Crab Pasta with Chili, Garlic, Lemon and Parsley
This 15-minute pasta with crab recipe is deliciously light and luxurious but packs a taste punch with the earthiness of garlic, the heat of chili, the zing of lemon, and the savoury freshness of parsley. Crabmeat is high in protein and low in fat, making this a low calories pasta dish. This is such an easy dish to make but sophisticated enough to impress your guests.
This is my version of linguine al granchio or linguine with crab, which is typical of Venice and towns along the Adriatic coast. I think curly pasta holds a sauce like this better than smooth linguine so I used fusilli lunghi bucati or long curly fusilli, which is traditionally served with Neapolitan sauces but, hey, I’m not Italian, so it works for me in this crab pasta dish.

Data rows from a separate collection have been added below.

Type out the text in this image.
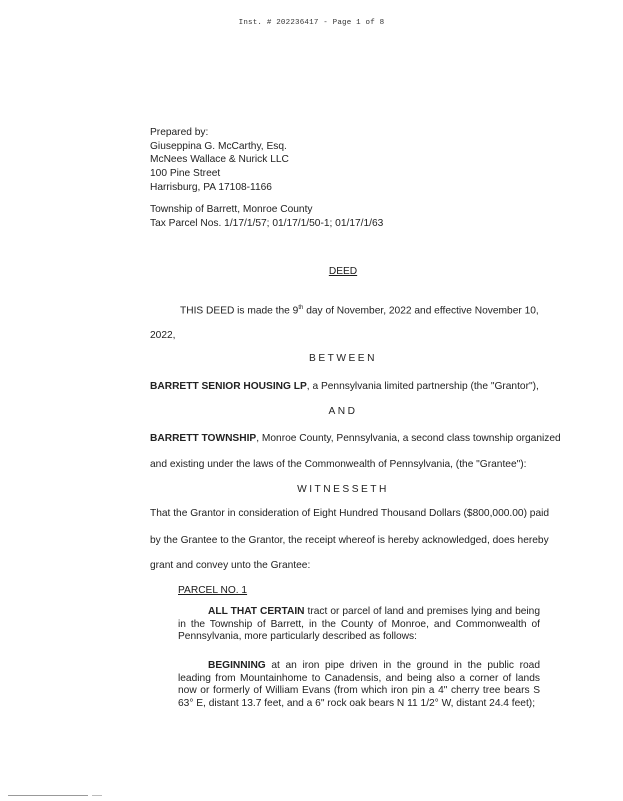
Inst. # 202236417 - Page 1 of 8
Prepared by:
Giuseppina G. McCarthy, Esq.
McNees Wallace & Nurick LLC
100 Pine Street
Harrisburg, PA 17108-1166
Township of Barrett, Monroe County
Tax Parcel Nos. 1/17/1/57; 01/17/1/50-1; 01/17/1/63
DEED
THIS DEED is made the 9th day of November, 2022 and effective November 10,
2022,
BETWEEN
BARRETT SENIOR HOUSING LP, a Pennsylvania limited partnership (the "Grantor"),
AND
BARRETT TOWNSHIP, Monroe County, Pennsylvania, a second class township organized
and existing under the laws of the Commonwealth of Pennsylvania, (the "Grantee"):
WITNESSETH
That the Grantor in consideration of Eight Hundred Thousand Dollars ($800,000.00) paid
by the Grantee to the Grantor, the receipt whereof is hereby acknowledged, does hereby
grant and convey unto the Grantee:
PARCEL NO. 1
ALL THAT CERTAIN tract or parcel of land and premises lying and being in the Township of Barrett, in the County of Monroe, and Commonwealth of Pennsylvania, more particularly described as follows:
BEGINNING at an iron pipe driven in the ground in the public road leading from Mountainhome to Canadensis, and being also a corner of lands now or formerly of William Evans (from which iron pin a 4" cherry tree bears S 63° E, distant 13.7 feet, and a 6" rock oak bears N 11 1/2° W, distant 24.4 feet);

I am a huge crab lover but it is a pain to prepare on a regular weekday so I usually have some canned or frozen crab meat for when I feel like making something like this quick crab pasta recipe. I’ve included a photo of both here so that you know what types of things to look for in the supermarket. Just make sure to steer clear of surimi, which is actually processed fish paste that is shaped to look like crab meat and full of nasties.
Crab Pasta with Chili, Garlic, Lemon, & Parsley
Serves 2
Method
Cook the pasta in boiling salted water according to instructions. Meanwhile, chop and prepare your other ingredients. If you are using frozen crab meat, make sure to defrost it under running water.
Gently fry the chopped garlic and chili in olive oil, add the lemon zest, and season. About 2 minutes before the pasta is ready, add the crab meat and toss gently in the ingredients. Add the lemon juice, a lug of olive oil, and half of the parsley.
Drain the pasta, keeping a cup of the cooking liquid aside. Toss the pasta through the crab mixture and season. If your mixture is drying out add a little cooking water to loosen it up and if preferred a little more extra-virgin olive oil. Serve immediately garnished with extra parsley.